I think the previous post has right solution. I have the explanation :-)
I suppose what youre looking for is actually a covariance function which is a timelag function. I'm doing autocovariance like that:
def autocovariance(Xi, N, k):
Xs=np.average(Xi)
aCov = 0.0
for i in np.arange(0, N-k):
aCov = (Xi[(i+k)]-Xs)*(Xi[i]-Xs)+aCov
return (1./(N))*aCov
autocov[i]=(autocovariance(My_wector, N, h))
You should change
np.cov(x,y, rowvar=0)
onto
np.cov((x,y), rowvar=0)
What you got (2 by 2) is more useful than 25*25. Covariance of X and Y is an off-diagonal entry in the symmetric cov_matrix.

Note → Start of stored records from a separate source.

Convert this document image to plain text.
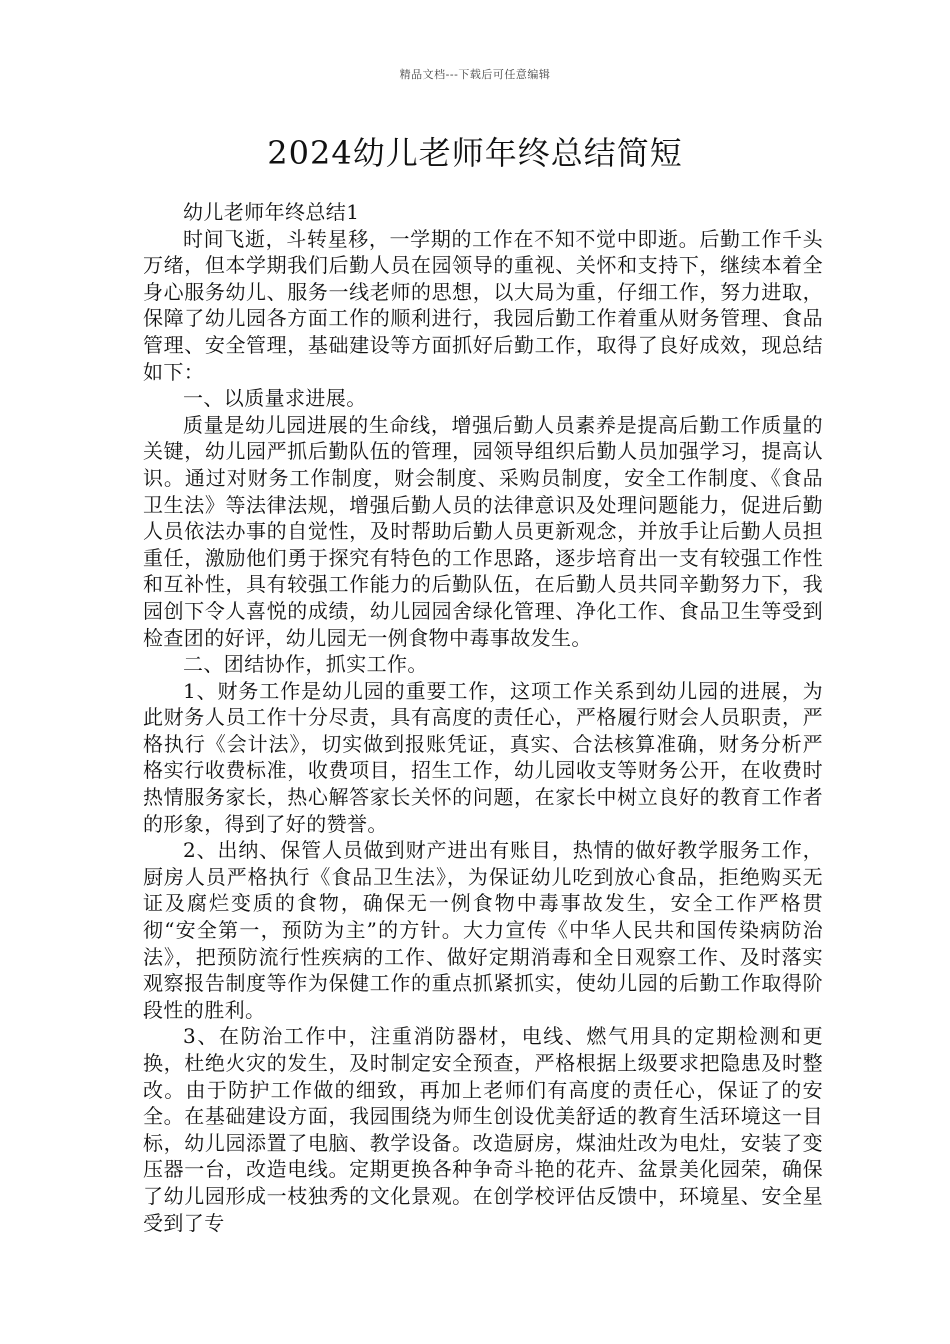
精品文档---下载后可任意编辑
2024幼儿老师年终总结简短

幼儿老师年终总结1

时间飞逝，斗转星移，一学期的工作在不知不觉中即逝。后勤工作千头万绪，但本学期我们后勤人员在园领导的重视、关怀和支持下，继续本着全身心服务幼儿、服务一线老师的思想，以大局为重，仔细工作，努力进取，保障了幼儿园各方面工作的顺利进行，我园后勤工作着重从财务管理、食品管理、安全管理，基础建设等方面抓好后勤工作，取得了良好成效，现总结如下：

一、以质量求进展。

质量是幼儿园进展的生命线，增强后勤人员素养是提高后勤工作质量的关键，幼儿园严抓后勤队伍的管理，园领导组织后勤人员加强学习，提高认识。通过对财务工作制度，财会制度、采购员制度，安全工作制度、《食品卫生法》等法律法规，增强后勤人员的法律意识及处理问题能力，促进后勤人员依法办事的自觉性，及时帮助后勤人员更新观念，并放手让后勤人员担重任，激励他们勇于探究有特色的工作思路，逐步培育出一支有较强工作性和互补性，具有较强工作能力的后勤队伍，在后勤人员共同辛勤努力下，我园创下令人喜悦的成绩，幼儿园园舍绿化管理、净化工作、食品卫生等受到检查团的好评，幼儿园无一例食物中毒事故发生。

二、团结协作，抓实工作。

1、财务工作是幼儿园的重要工作，这项工作关系到幼儿园的进展，为此财务人员工作十分尽责，具有高度的责任心，严格履行财会人员职责，严格执行《会计法》，切实做到报账凭证，真实、合法核算准确，财务分析严格实行收费标准，收费项目，招生工作，幼儿园收支等财务公开，在收费时热情服务家长，热心解答家长关怀的问题，在家长中树立良好的教育工作者的形象，得到了好的赞誉。

2、出纳、保管人员做到财产进出有账目，热情的做好教学服务工作，厨房人员严格执行《食品卫生法》，为保证幼儿吃到放心食品，拒绝购买无证及腐烂变质的食物，确保无一例食物中毒事故发生，安全工作严格贯彻“安全第一，预防为主”的方针。大力宣传《中华人民共和国传染病防治法》，把预防流行性疾病的工作、做好定期消毒和全日观察工作、及时落实观察报告制度等作为保健工作的重点抓紧抓实，使幼儿园的后勤工作取得阶段性的胜利。

3、在防治工作中，注重消防器材，电线、燃气用具的定期检测和更换，杜绝火灾的发生，及时制定安全预查，严格根据上级要求把隐患及时整改。由于防护工作做的细致，再加上老师们有高度的责任心，保证了的安全。在基础建设方面，我园围绕为师生创设优美舒适的教育生活环境这一目标，幼儿园添置了电脑、教学设备。改造厨房，煤油灶改为电灶，安装了变压器一台，改造电线。定期更换各种争奇斗艳的花卉、盆景美化园荣，确保了幼儿园形成一枝独秀的文化景观。在创学校评估反馈中，环境星、安全星受到了专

If you insist on (25 by 25) which I think useless, then why don't you write out the definition?
x=np.random.normal(size=25).reshape(25,1) # to make it 2d array.
y=np.random.normal(size=25).reshape(25,1)
cov = np.matmul(x-np.mean(x), (y-np.mean(y)).T) / len(x)
As pointed out above, you only have two vectors so you'll only get a 2x2 cov matrix.
IIRC the 2 main diagonal terms will be sum( (x-mean(x))**2) / (n-1) and similarly for y.
The 2 off-diagonal terms will be sum( (x-mean(x))(y-mean(y)) ) / (n-1). n=25 in this case.
according the document, you should expect variable vector in column:
If we examine N-dimensional samples, X = [x1, x2, ..., xn]^T
though later it says each row is a variable
Each row of m represents a variable.
so you need input your matrix as transpose
x=np.random.normal(size=25)
y=np.random.normal(size=25)
X = np.array([x,y])
np.cov(X.T)
and according to wikipedia: https://en.wikipedia.org/wiki/Covariance_matrix
X is column vector variable
X = [X1,X2, ..., Xn]^T
COV = E[X * X^T] - μx * μx^T // μx = E[X]
you can implement it yourself:
# X each row is variable
X = X - X.mean(axis=0)
h,w = X.shape
COV = X.T # X / (h-1)
i don't think you understand the definition of covariance matrix.
If you need 25 x 25 covariance matrix, you need 25 vectors each with n data points.